Following this latest hope rally, stocks have arrived at a critical battle line in working to continue their move higher. At around 1370 on the S&P 500, stocks have run into the downward sloping trend line dating back to its early April 2012 peak.
What is perhaps more notable is the long trip we have endured in stocks over the last 15 months to simply arrive back where we started.
This longer-term view on the stock market raises an important point. The notion that monetary policy support will endlessly lift stock prices higher is increasingly falling apart.
What does this mean for investor sentiment going forward?

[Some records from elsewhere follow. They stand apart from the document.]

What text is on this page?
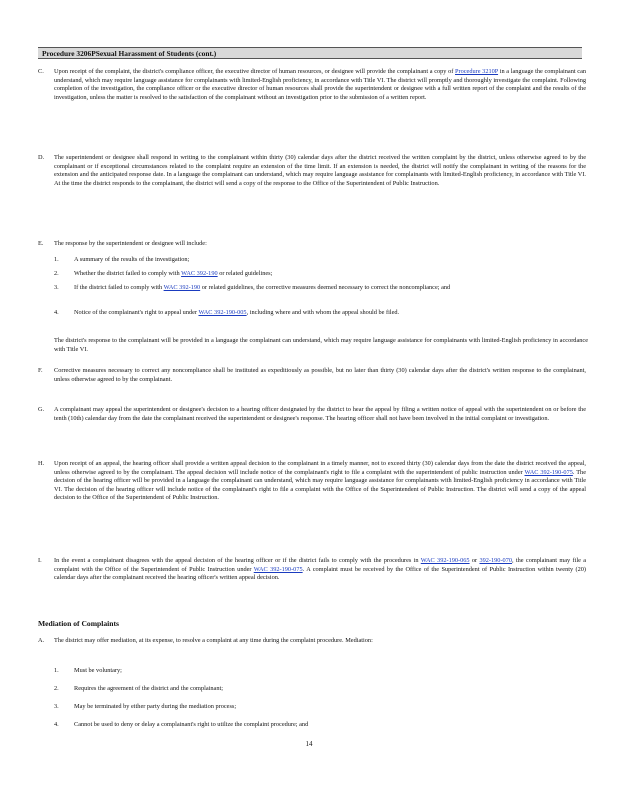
Procedure 3206PSexual Harassment of Students (cont.)
C.	Upon receipt of the complaint, the district's compliance officer, the executive director of human resources, or designee will provide the complainant a copy of Procedure 3210P in a language the complainant can understand, which may require language assistance for complainants with limited-English proficiency, in accordance with Title VI. The district will promptly and thoroughly investigate the complaint. Following completion of the investigation, the compliance officer or the executive director of human resources shall provide the superintendent or designee with a full written report of the complaint and the results of the investigation, unless the matter is resolved to the satisfaction of the complainant without an investigation prior to the submission of a written report.
D.	The superintendent or designee shall respond in writing to the complainant within thirty (30) calendar days after the district received the written complaint by the district, unless otherwise agreed to by the complainant or if exceptional circumstances related to the complaint require an extension of the time limit. If an extension is needed, the district will notify the complainant in writing of the reasons for the extension and the anticipated response date. In a language the complainant can understand, which may require language assistance for complainants with limited-English proficiency, in accordance with Title VI. At the time the district responds to the complainant, the district will send a copy of the response to the Office of the Superintendent of Public Instruction.
E.	The response by the superintendent or designee will include:
1.	A summary of the results of the investigation;
2.	Whether the district failed to comply with WAC 392-190 or related guidelines;
3.	If the district failed to comply with WAC 392-190 or related guidelines, the corrective measures deemed necessary to correct the noncompliance; and
4.	Notice of the complainant's right to appeal under WAC 392-190-005, including where and with whom the appeal should be filed.
The district's response to the complainant will be provided in a language the complainant can understand, which may require language assistance for complainants with limited-English proficiency in accordance with Title VI.
F.	Corrective measures necessary to correct any noncompliance shall be instituted as expeditiously as possible, but no later than thirty (30) calendar days after the district's written response to the complainant, unless otherwise agreed to by the complainant.
G.	A complainant may appeal the superintendent or designee's decision to a hearing officer designated by the district to hear the appeal by filing a written notice of appeal with the superintendent on or before the tenth (10th) calendar day from the date the complainant received the superintendent or designee's response. The hearing officer shall not have been involved in the initial complaint or investigation.
H.	Upon receipt of an appeal, the hearing officer shall provide a written appeal decision to the complainant in a timely manner, not to exceed thirty (30) calendar days from the date the district received the appeal, unless otherwise agreed to by the complainant. The appeal decision will include notice of the complainant's right to file a complaint with the superintendent of public instruction under WAC 392-190-075. The decision of the hearing officer will be provided in a language the complainant can understand, which may require language assistance for complainants with limited-English proficiency in accordance with Title VI. The decision of the hearing officer will include notice of the complainant's right to file a complaint with the Office of the Superintendent of Public Instruction. The district will send a copy of the appeal decision to the Office of the Superintendent of Public Instruction.
I.	In the event a complainant disagrees with the appeal decision of the hearing officer or if the district fails to comply with the procedures in WAC 392-190-065 or 392-190-070, the complainant may file a complaint with the Office of the Superintendent of Public Instruction under WAC 392-190-075. A complaint must be received by the Office of the Superintendent of Public Instruction within twenty (20) calendar days after the complainant received the hearing officer's written appeal decision.
Mediation of Complaints
A.	The district may offer mediation, at its expense, to resolve a complaint at any time during the complaint procedure. Mediation:
1.	Must be voluntary;
2.	Requires the agreement of the district and the complainant;
3.	May be terminated by either party during the mediation process;
4.	Cannot be used to deny or delay a complainant's right to utilize the complaint procedure; and
14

It is understandable that stocks are clinging to the careless hope for more QE. After all, such policy support is pretty much all the market has left. And we can already assume that if the Fed does not deliver QE3 at its July 31-August 1 meeting, the talking heads will immediately start pointing to Jackson Hole as the next stop for the QE hope train, no matter that past QE programs have failed to support a sustained economic recovery. But imbedded in this desperate hope is a critically important question. What happens if the Fed actually delivers more QE to the market, but stocks do not go up? Worse yet, what happens if the Fed launches QE3 and the stock market continues to go down?

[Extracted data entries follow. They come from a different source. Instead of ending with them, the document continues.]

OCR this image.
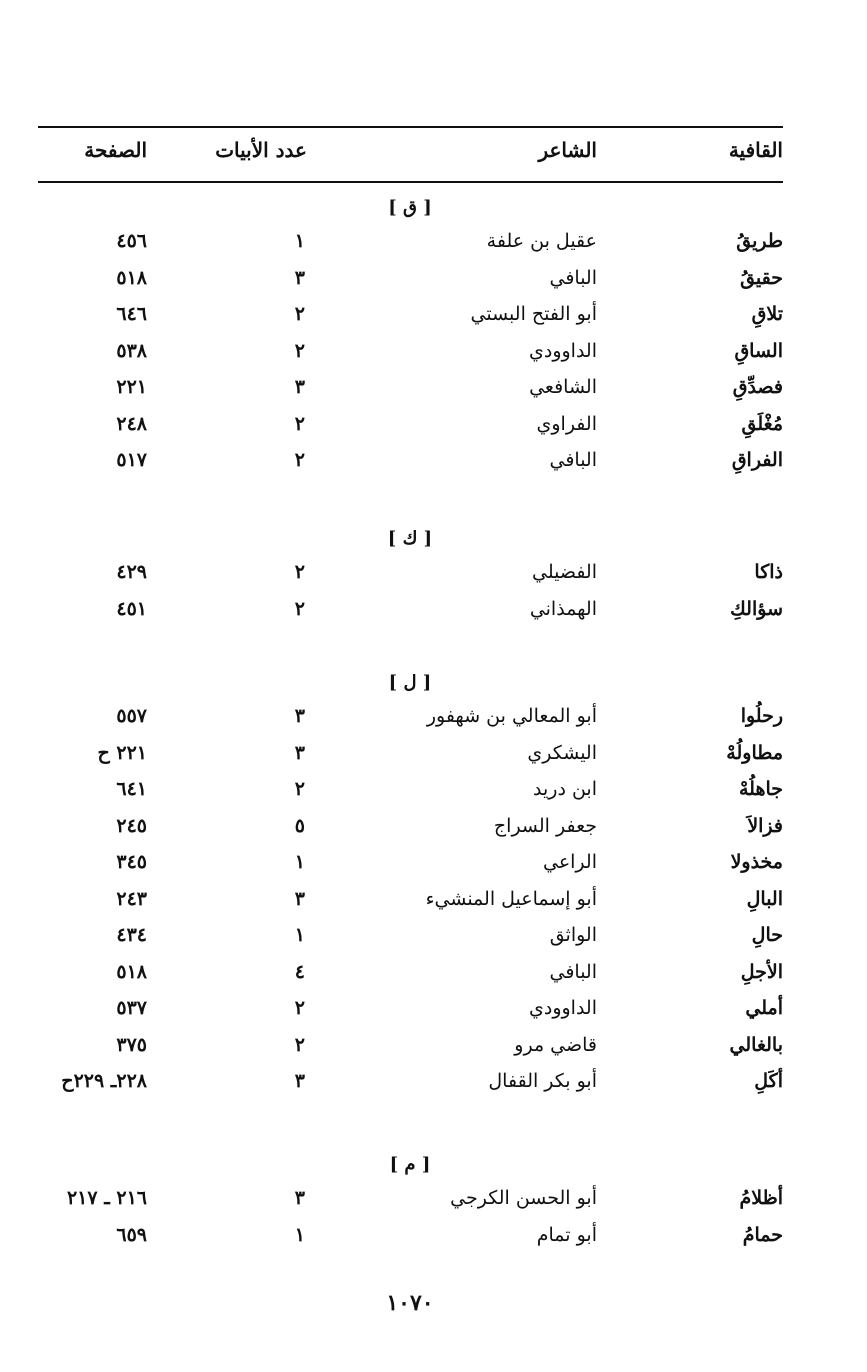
القافية
الشاعر
عدد الأبيات
الصفحة
[ ق ]
طريقُ
عقيل بن علفة
١
٤٥٦
حقيقُ
البافي
٣
٥١٨
تلاقِ
أبو الفتح البستي
٢
٦٤٦
الساقِ
الداوودي
٢
٥٣٨
فصدِّقِ
الشافعي
٣
٢٢١
مُغْلَقِ
الفراوي
٢
٢٤٨
الفراقِ
البافي
٢
٥١٧
[ ك ]
ذاكا
الفضيلي
٢
٤٢٩
سؤالكِ
الهمذاني
٢
٤٥١
[ ل ]
رحلُوا
أبو المعالي بن شهفور
٣
٥٥٧
مطاولُهْ
اليشكري
٣
٢٢١ ح
جاهلُهْ
ابن دريد
٢
٦٤١
فزالاَ
جعفر السراج
٥
٢٤٥
مخذولا
الراعي
١
٣٤٥
البالِ
أبو إسماعيل المنشيء
٣
٢٤٣
حالِ
الواثق
١
٤٣٤
الأجلِ
البافي
٤
٥١٨
أملي
الداوودي
٢
٥٣٧
بالغالي
قاضي مرو
٢
٣٧٥
أكَلِ
أبو بكر القفال
٣
٢٢٨ـ ٢٢٩ح
[ م ]
أظلامُ
أبو الحسن الكرجي
٣
٢١٦ ـ ٢١٧
حمامُ
أبو تمام
١
٦٥٩
١٠٧٠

The DOW at 4:00 is at 12943 up 34.66 or 0.27%.
The 500 is at 1376 up 3.73 or 0.27%.
The $RUT is at 802.17 down 2.89 or -0.36%. It has to do better than this for the markets to continue upward.
SPY is at 137.80 up 0.45 or 0.31%.
The trend is moderately positive and the current bias is neutral.
WTI oil is at 92.29 trading between 89.80 and 92.90 and the bias is negative.
Gold is at 1581 trading between 1572 and 1591 with a neutral bias.
Dr. Copper is at 3.53 up from 3.47 earlier.
As reported earlier the USD rose from 82.80 to 83.24 settling at 82.99.
The 500 at the close.
The DOW at the close.
Google (GOOG): Q2 EPS of $10.12 beats by $0.08. Revenue of $8.36B (+21% Y/Y) misses by $50M. Shares +3.9%
TSMC (TSM -2.3%) closes lower after missing Q2 estimates. As the world’s biggest chip foundry, TSMC’s performance can shed a light on broader chip demand. The company is guiding for Q3 sales to grow 6%-8% Q/Q, largely in-line with estimates, but also cautions distributor and customer inventors are high, with the former expected to reach 12 days above seasonality by the end of Q3. An inventory correction is expected in Q4, though TSMC is still guiding for above-seasonal performance.
Johnson Controls (JCI -8.2%) shares plunge after the car battery maker missed its FQ3 earnings target. While Europe’s auto production cutbacks have been a concern, JCI also noted prices for spent battery cores surged to all-time highs last quarter. While cutting its FQ4 outlook, JCI doesn’t expect the combination of soft demand and higher input costs to continue into next fiscal year.